Selection involves identifying the most qualified applicant for a particular position. The process requires each position to be clearly defined with the knowledge, skill, and other qualifications required to accomplish the responsibilities of the position accurately stated. The selection process is governed by a variety of legal requirements designed to assure equal employment opportunity and fair employment practices.

I. Advertising the Position/Recruitment

Vacancies should be advertised both internally, through the weekly edition of "Campus News" and externally, through advertisement in appropriate publications. For clerical and service positions, a local newspaper is appropriate. For faculty and administrative positions, professional journals and publications may be included. If service departments allow "walk-in" applicants and retain their applications for all positions that open up within a 2-year period, then those departments do not have to advertise externally.

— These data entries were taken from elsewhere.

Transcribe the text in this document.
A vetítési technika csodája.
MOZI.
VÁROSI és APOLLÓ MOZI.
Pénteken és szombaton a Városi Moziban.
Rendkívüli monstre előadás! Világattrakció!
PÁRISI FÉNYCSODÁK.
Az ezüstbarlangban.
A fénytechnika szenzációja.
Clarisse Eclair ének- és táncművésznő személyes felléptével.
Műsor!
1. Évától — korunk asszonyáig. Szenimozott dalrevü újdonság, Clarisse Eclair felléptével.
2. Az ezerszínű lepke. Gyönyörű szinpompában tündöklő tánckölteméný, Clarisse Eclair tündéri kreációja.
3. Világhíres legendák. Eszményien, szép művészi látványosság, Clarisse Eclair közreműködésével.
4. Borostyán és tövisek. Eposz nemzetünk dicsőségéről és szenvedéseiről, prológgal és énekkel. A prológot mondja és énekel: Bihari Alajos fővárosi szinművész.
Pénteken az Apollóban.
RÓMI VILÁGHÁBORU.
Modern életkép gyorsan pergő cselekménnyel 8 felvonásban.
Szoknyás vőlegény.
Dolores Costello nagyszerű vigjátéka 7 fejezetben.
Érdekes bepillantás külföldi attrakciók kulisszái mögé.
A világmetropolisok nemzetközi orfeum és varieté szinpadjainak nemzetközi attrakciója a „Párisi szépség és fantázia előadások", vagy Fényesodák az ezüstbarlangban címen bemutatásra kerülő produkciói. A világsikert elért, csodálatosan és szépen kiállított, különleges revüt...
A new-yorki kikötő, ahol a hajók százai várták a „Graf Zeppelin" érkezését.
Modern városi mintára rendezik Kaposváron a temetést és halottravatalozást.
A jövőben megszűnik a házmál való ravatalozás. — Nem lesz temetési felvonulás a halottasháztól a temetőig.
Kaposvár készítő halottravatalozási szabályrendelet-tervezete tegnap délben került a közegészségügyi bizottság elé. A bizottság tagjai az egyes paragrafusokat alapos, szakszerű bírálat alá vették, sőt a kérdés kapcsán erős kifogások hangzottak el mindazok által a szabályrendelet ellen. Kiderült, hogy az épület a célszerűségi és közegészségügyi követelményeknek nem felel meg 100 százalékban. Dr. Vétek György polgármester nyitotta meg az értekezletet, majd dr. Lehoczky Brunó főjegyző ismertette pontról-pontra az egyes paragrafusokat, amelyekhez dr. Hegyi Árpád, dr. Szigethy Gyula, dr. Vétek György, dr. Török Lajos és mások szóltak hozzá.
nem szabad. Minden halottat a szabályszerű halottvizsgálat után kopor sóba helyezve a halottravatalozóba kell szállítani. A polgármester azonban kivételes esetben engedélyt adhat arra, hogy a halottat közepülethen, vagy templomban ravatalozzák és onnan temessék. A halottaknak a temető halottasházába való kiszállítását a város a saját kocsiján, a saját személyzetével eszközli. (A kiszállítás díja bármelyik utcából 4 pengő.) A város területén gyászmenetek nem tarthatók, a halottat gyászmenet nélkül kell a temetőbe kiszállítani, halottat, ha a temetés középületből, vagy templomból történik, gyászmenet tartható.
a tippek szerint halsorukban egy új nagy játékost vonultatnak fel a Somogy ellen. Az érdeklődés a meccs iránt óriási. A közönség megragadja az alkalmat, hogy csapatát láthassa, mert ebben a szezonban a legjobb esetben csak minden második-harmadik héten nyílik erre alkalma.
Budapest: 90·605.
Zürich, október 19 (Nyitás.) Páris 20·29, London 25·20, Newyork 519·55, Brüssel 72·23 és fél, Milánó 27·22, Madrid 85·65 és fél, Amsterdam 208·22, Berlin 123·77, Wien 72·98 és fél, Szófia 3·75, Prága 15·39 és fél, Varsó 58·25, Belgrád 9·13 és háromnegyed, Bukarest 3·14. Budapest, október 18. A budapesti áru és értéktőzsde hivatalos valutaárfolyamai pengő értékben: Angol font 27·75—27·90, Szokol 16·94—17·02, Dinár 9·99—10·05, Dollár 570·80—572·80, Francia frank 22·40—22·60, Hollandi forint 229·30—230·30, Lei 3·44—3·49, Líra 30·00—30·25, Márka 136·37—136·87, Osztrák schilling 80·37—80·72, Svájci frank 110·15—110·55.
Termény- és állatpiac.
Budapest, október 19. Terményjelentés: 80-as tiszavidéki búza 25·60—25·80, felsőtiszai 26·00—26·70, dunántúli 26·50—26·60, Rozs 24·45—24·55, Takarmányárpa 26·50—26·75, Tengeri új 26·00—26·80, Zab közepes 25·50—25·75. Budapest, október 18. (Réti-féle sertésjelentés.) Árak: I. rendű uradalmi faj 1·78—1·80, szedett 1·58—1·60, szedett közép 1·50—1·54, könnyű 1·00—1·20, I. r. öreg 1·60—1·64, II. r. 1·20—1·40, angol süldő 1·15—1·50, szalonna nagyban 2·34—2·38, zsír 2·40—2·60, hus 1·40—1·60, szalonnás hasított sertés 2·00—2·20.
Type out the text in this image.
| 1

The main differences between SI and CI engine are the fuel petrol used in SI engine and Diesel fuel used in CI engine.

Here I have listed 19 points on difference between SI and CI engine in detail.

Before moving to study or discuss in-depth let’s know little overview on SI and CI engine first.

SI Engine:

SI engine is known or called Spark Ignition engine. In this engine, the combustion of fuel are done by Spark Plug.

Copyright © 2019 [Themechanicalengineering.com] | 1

In your classified advertisement, be sure to include either the phrase "An Equal Opportunity/Affirmative Action Employer" or simply the abbreviation "AA/EOE". (See the Supervisory Guide for more Equal Opportunity/Affirmative Action Statements).

A. When to Advertise

The best day to advertise is Sunday. City papers go into homes throughout the state and often contain a featured classified employment section on Sundays. If advertising in daily papers, the earlier in the week the better. To aid you in this process, you can contact Davis Advertising Inc., at 215-851-8600. Davis Advertising offers services in drafting ads and placing them in the various publications.

B. Ad Check List

1. Does the position title communicate?

2. Does the ad briefly describe the job?

3. Where is it?

4. Who should apply? (Specify minimum qualifications of applicants)

5. What are the selling points (What makes La Salle and the particular position attractive as an employer?)

6. How does the applicant apply?

7. Does the ad violate any federal, state or local discrimination laws? (Must include AA/EOE; also review section 2.)

8. Cost of Ad: Abbreviate freely and wherever you can.

9. State employment references are required.

10. The Human Resources Office is available to assist you.


II. The Application Process

The official University application form for non-faculty positions should be used. It is designed to provide relevant data for preliminary screening and to comply with various laws. Normally, you should request resumes along with a letter of application for all positions other than service positions. A resume format often gives more detail of an individual's work history and capabilities. Applicants that are interviewed should complete the University's standard Application Form.

Do not recruit strictly by "word of mouth" or through employee referrals. This does not comply with government regulations and violates University policy. (See the Supervisory Guide for the University's "Policy Statement on Maintaining Employment Applications").

Do not conduct the application or interview process by telephone. Resumes and applications protect you by documenting that a search process was in fact conducted and conducted fairly.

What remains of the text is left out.